Results of quasiclassical trajectories showing the existence of a dynamic intermediate (6) before C–C bond breakage occurs (Figure 4a from the paper)
This surprising scenario occurs because of the different timescales of the two elementary mechanistic steps, as discussed above. In the words of the authors:
It is well understood in chemistry that concerted multibond reactions often involve highly asynchronous bonding changes. However, the normal understanding of asynchronous concerted reactions is that the bonding changes overlap. If otherwise, why should the reaction be concerted at all? This view fails to take into account the differing physics of the heavy-atom versus proton motions. Because of the uneven contribution of the motions, their separation is arguably intrinsic and unavoidable whenever the reaction is highly asynchronous.(emphasis added)

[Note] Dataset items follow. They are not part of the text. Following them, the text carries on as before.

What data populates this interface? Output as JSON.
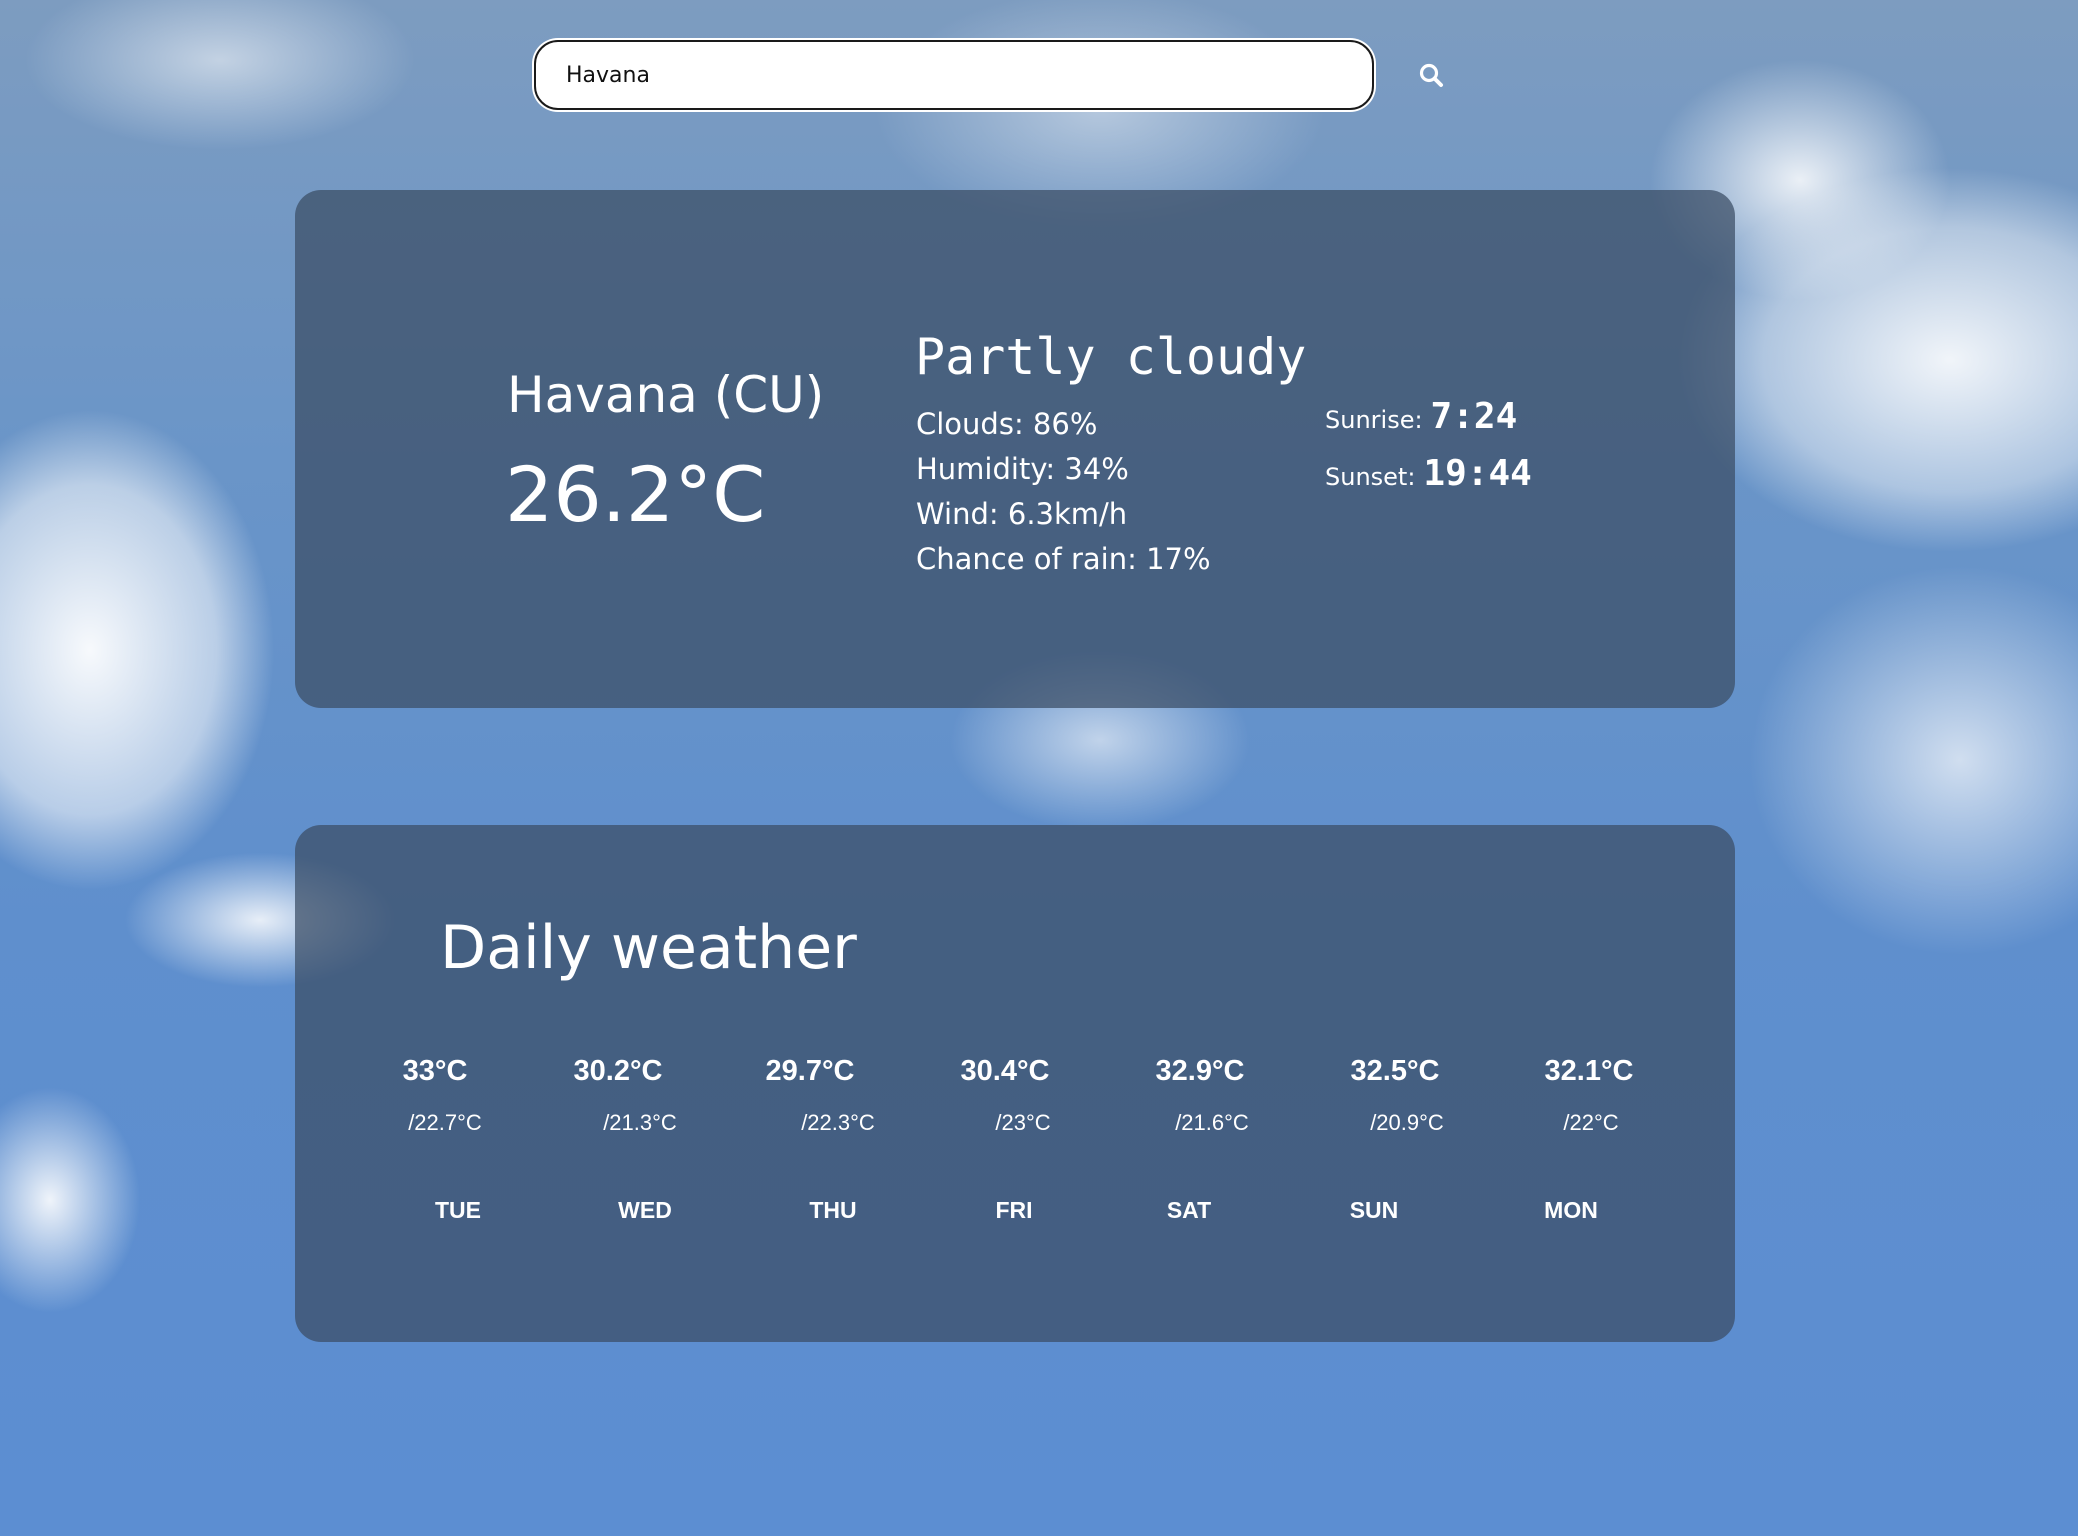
{
  "search": {
    "value": "Havana"
  },
  "current": {
    "city": "Havana (CU)",
    "temperature": "26.2°C",
    "condition": "Partly cloudy",
    "clouds": "Clouds: 86%",
    "humidity": "Humidity: 34%",
    "wind": "Wind: 6.3km/h",
    "rain": "Chance of rain: 17%",
    "sunrise_label": "Sunrise:",
    "sunrise": "7:24",
    "sunset_label": "Sunset:",
    "sunset": "19:44"
  },
  "daily": {
    "title": "Daily weather",
    "days": [
      {
        "high": "33°C",
        "low": "/22.7°C",
        "name": "TUE"
      },
      {
        "high": "30.2°C",
        "low": "/21.3°C",
        "name": "WED"
      },
      {
        "high": "29.7°C",
        "low": "/22.3°C",
        "name": "THU"
      },
      {
        "high": "30.4°C",
        "low": "/23°C",
        "name": "FRI"
      },
      {
        "high": "32.9°C",
        "low": "/21.6°C",
        "name": "SAT"
      },
      {
        "high": "32.5°C",
        "low": "/20.9°C",
        "name": "SUN"
      },
      {
        "high": "32.1°C",
        "low": "/22°C",
        "name": "MON"
      }
    ]
  }
}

Aziz and Singleton also observe a curious phenomenon in the quasiclassical trajectories, wherein some trajectories initiated backwards from the (late) transition state fully form the C–C bond before reverting to enol + CO2. This phenomenon, termed “deep recrossing,” occurs because the oxygen of the carboxylate is unable to receive the proton, stalling the reaction in the region of the unstable zwitterion; unable to progress forward, the species simply extrudes CO2 and reverts back to the enol. Thus, even though the O–H bond is formed after the C–C bond (in the reverse direction) and little O–H movement occurs in the TS, inability to form the O–H bond prevents productive reaction, just like one might expect for a concerted TS.
The picture that emerges, then, is a reaction which “wants” to be concerted, owing to the absence of a stable intermediate along the reaction coordinate, but ends up proceeding through a stepwise mechanism because of the speed of proton transfer. Importantly, the dynamic intermediate “undergoes a series of relevant bond vibrations, as would any intermediate, and it can proceed from this structure in either forward or backward directions”: it is, in meaningful ways, an intermediate.
Given the ubiquity of proton transfer in organic chemistry, it is likely that many more reactions proceed through this sort of rapidly stepwise mechanism than is commonly appreciated. One case which I find particularly intriguing is “E2” reactions, which typically feature proton transfer to a strong base (e.g. potassium tert-butoxide) at the same time as C–Br or C–I bond dissociation. How do these reactions actually proceed on the femtosecond timescale? Is it possible that, as Bordwell proposed, many E2 reactions are actually stepwise? So much remains to be learned.